Insurance of Agentic AI
Quanyan Zhu
Why It Matters
What makes this one worth your time
As AI systems become more autonomous, understanding how to insure their risks is crucial for mitigating potential liabilities and ensuring safe deployment.
The paper proposes a framework for insuring agentic AI by integrating various insurance coverages.
Summary
The paper explores the emerging insurance market for agentic AI, proposing a framework for understanding its underwriting, pricing, reinsurance, and product-design implications. It analyzes risk pathways and evaluates how existing insurance products are adapting to these new exposures, suggesting a layered ecosystem of complementary coverages.
Key contributions
- Development of a framework for understanding insurance implications of agentic AI.
- Analysis of major risk pathways associated with agentic AI.
- Proposal of a coordinated insurance architecture integrating multiple coverages.
Notable insights
- The paper identifies a continuum of autonomy and delegated authority in agentic AI, distinguishing between informational outputs and systems capable of generating insured events.
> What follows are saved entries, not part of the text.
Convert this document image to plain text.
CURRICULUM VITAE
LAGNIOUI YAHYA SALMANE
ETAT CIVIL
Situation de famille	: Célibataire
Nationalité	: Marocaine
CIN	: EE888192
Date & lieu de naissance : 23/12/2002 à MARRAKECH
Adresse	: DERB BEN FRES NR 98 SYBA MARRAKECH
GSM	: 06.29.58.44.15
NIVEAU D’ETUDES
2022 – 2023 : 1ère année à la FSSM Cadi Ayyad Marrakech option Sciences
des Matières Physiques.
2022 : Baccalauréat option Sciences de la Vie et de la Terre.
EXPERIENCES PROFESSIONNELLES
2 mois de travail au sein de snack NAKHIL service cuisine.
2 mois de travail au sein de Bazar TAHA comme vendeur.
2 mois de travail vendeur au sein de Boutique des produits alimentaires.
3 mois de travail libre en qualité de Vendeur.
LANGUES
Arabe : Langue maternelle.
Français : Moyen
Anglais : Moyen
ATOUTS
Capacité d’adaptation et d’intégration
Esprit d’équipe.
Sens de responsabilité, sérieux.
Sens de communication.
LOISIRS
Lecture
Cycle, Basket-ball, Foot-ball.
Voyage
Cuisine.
- It proposes an actuarial framework drawing parallels to the evolution of cyber insurance.
Possible limitations
- Not stated in the abstract
Abstract
arXiv:2606.05449v1 Announce Type: new Abstract: Agentic artificial intelligence (AI) systems are transforming the risk landscape by extending beyond information generation to autonomous planning, tool invocation, decision execution, and persistent modification of digital and physical environments. These capabilities introduce novel exposures that do not fit neatly within traditional insurance categories such as cyber, professional liability, product liability, or directors and officers coverage. This paper examines the emerging insurance market for agentic AI and develops a framework for understanding its underwriting, pricing, reinsurance, and product-design implications. We characterize agentic AI as a continuum of autonomy and delegated authority, emphasizing the distinction between informational outputs and systems capable of independently generating insured events through external actions. We analyze major risk pathways, including hallucinations, prompt-injection attacks, autonomous decision errors, model drift, dependency failures, and cyber-physical harms, and evaluate how existing insurance products are adapting to address these exposures. The paper further proposes an actuarial framework based on exposure assessment, scenario analysis, dependency mapping, and accumulation-risk management, drawing parallels to the evolution of cyber insurance. Finally, we present a coordinated insurance architecture that integrates cyber, technology errors and omissions, product liability, performance-warranty, and affirmative AI-liability coverages through explicit allocation mechanisms and dedicated AI aggregates. The analysis suggests that the future of agentic-AI insurance lies not in a single monoline product but in a layered ecosystem of complementary coverages supported by improved governance, transparency, telemetry, and regulatory clarity.